Invented nearly 400 years ago, the optical microscope still remains one of the most powerful experimental tools in all of science and technology. Although diffraction limits the size of the smallest features one expects to resolve to ˜λ/2, i.e. ˜250 nm for visible light, recently a new arsenal of techniques has emerged that allow fluorescence imaging with resolution below this fundamental limit. These approaches are based on the realization that fluorescent objects in close proximity can still be resolved if their emission is separated by wavelength, time, or fluorescence lifetime or by directly reducing the size of the point-spread-function (PSF) of the microscope.

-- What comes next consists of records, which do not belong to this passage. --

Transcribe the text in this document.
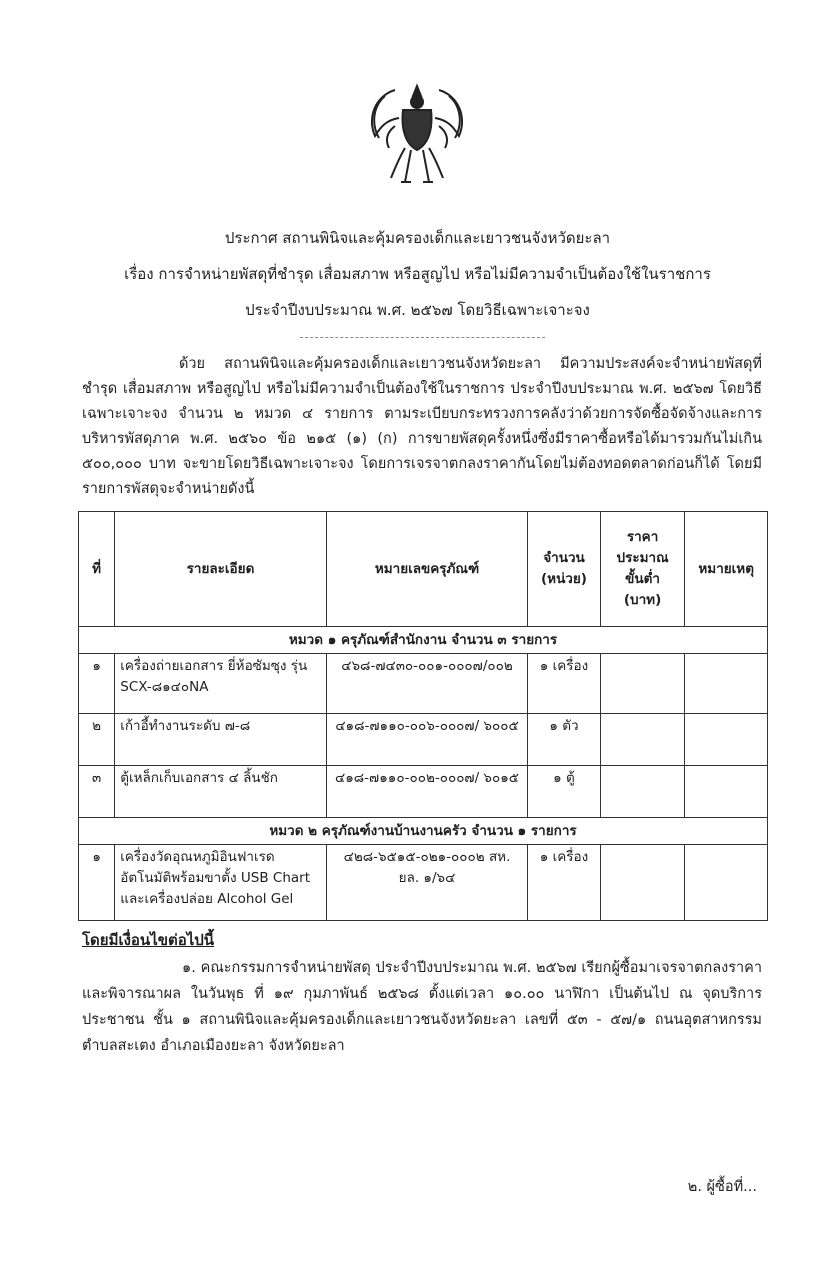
ประกาศ สถานพินิจและคุ้มครองเด็กและเยาวชนจังหวัดยะลา
เรื่อง การจำหน่ายพัสดุที่ชำรุด เสื่อมสภาพ หรือสูญไป หรือไม่มีความจำเป็นต้องใช้ในราชการ
ประจำปีงบประมาณ พ.ศ. ๒๕๖๗ โดยวิธีเฉพาะเจาะจง

ด้วย สถานพินิจและคุ้มครองเด็กและเยาวชนจังหวัดยะลา มีความประสงค์จะจำหน่ายพัสดุที่ชำรุด เสื่อมสภาพ หรือสูญไป หรือไม่มีความจำเป็นต้องใช้ในราชการ ประจำปีงบประมาณ พ.ศ. ๒๕๖๗ โดยวิธีเฉพาะเจาะจง จำนวน ๒ หมวด ๔ รายการ ตามระเบียบกระทรวงการคลังว่าด้วยการจัดซื้อจัดจ้างและการบริหารพัสดุภาค พ.ศ. ๒๕๖๐ ข้อ ๒๑๕ (๑) (ก) การขายพัสดุครั้งหนึ่งซึ่งมีราคาซื้อหรือได้มารวมกันไม่เกิน ๕๐๐,๐๐๐ บาท จะขายโดยวิธีเฉพาะเจาะจง โดยการเจรจาตกลงราคากันโดยไม่ต้องทอดตลาดก่อนก็ได้ โดยมีรายการพัสดุจะจำหน่ายดังนี้

ที่	รายละเอียด	หมายเลขครุภัณฑ์	จำนวน (หน่วย)	ราคา ประมาณ ขั้นต่ำ (บาท)	หมายเหตุ
หมวด ๑ ครุภัณฑ์สำนักงาน จำนวน ๓ รายการ					
๑	เครื่องถ่ายเอกสาร ยี่ห้อซัมซุง รุ่น SCX-๘๑๔๐NA	๔๖๘-๗๔๓๐-๐๐๑-๐๐๐๗/๐๐๒	๑ เครื่อง		
๒	เก้าอี้ทำงานระดับ ๗-๘	๔๑๘-๗๑๑๐-๐๐๖-๐๐๐๗/ ๖๐๐๕	๑ ตัว		
๓	ตู้เหล็กเก็บเอกสาร ๔ ลิ้นชัก	๔๑๘-๗๑๑๐-๐๐๒-๐๐๐๗/ ๖๐๑๕	๑ ตู้		
หมวด ๒ ครุภัณฑ์งานบ้านงานครัว จำนวน ๑ รายการ					
๑	เครื่องวัดอุณหภูมิอินฟาเรด อัตโนมัติพร้อมขาตั้ง USB Chart และเครื่องปล่อย Alcohol Gel	๔๒๘-๖๕๑๕-๐๒๑-๐๐๐๒ สห. ยล. ๑/๖๔	๑ เครื่อง		
โดยมีเงื่อนไขต่อไปนี้

๑. คณะกรรมการจำหน่ายพัสดุ ประจำปีงบประมาณ พ.ศ. ๒๕๖๗ เรียกผู้ซื้อมาเจรจาตกลงราคาและพิจารณาผล ในวันพุธ ที่ ๑๙ กุมภาพันธ์ ๒๕๖๘ ตั้งแต่เวลา ๑๐.๐๐ นาฬิกา เป็นต้นไป ณ จุดบริการประชาชน ชั้น ๑ สถานพินิจและคุ้มครองเด็กและเยาวชนจังหวัดยะลา เลขที่ ๕๓ - ๕๗/๑ ถนนอุตสาหกรรม ตำบลสะเตง อำเภอเมืองยะลา จังหวัดยะลา

๒. ผู้ซื้อที่...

The ability to image below the diffraction limit has already enabled researchers to, for example, decipher the coordination of the two heads of a molecular motor, bar-code DNA sequence information, measure the nano-scale distribution of proteins inside a cell, and track in real-time the movement of small organelles.
Many biological processes involve the coordinated action of several components that assemble in large protein complexes. Their size (˜10's of nm) and transient nature precludes studies of these complexes with conventional structural biology techniques such as single-particle reconstruction by electron microscopy and x-ray crystallography. Fluorescence microscopy on a nm scale could in principle enable real-time imaging of the position of single-molecules in physiological conditions with resolution rivaling that of electron microscopy. The resolution demonstrated to date is typically in the range of 10-20 nm, well above the size (˜5 nm) of a typical protein molecule.
Two previous studies addressed the problem of co-localizing single molecules in simultaneous two-color wide-field fluorescence imaging. In “Fluorescence imaging for monitoring the colocalization of two single molecules in living cells,” Biophys. J. 88, 2126-36, Koyama-Honda et al. teach that bright field imaging of a micro-fabricated array of 1 μm holes in a metal film, spaced by 5 μm, can be used to produce an overlay of two color images to within 20-30 nm. In “Single molecule high-resolution colocalization of Cy3 and Cy5 attached to macromolecules measures intramolecular distances through time,” Proc. Nat. Acad. Sci. 102, 1419-23, Churchman et al. teach that co-localization to ˜10 nm can be achieved by tracking a fluorescent bead that appears in two color images and that is translated by 0.5 μm on a grid pattern between successive images.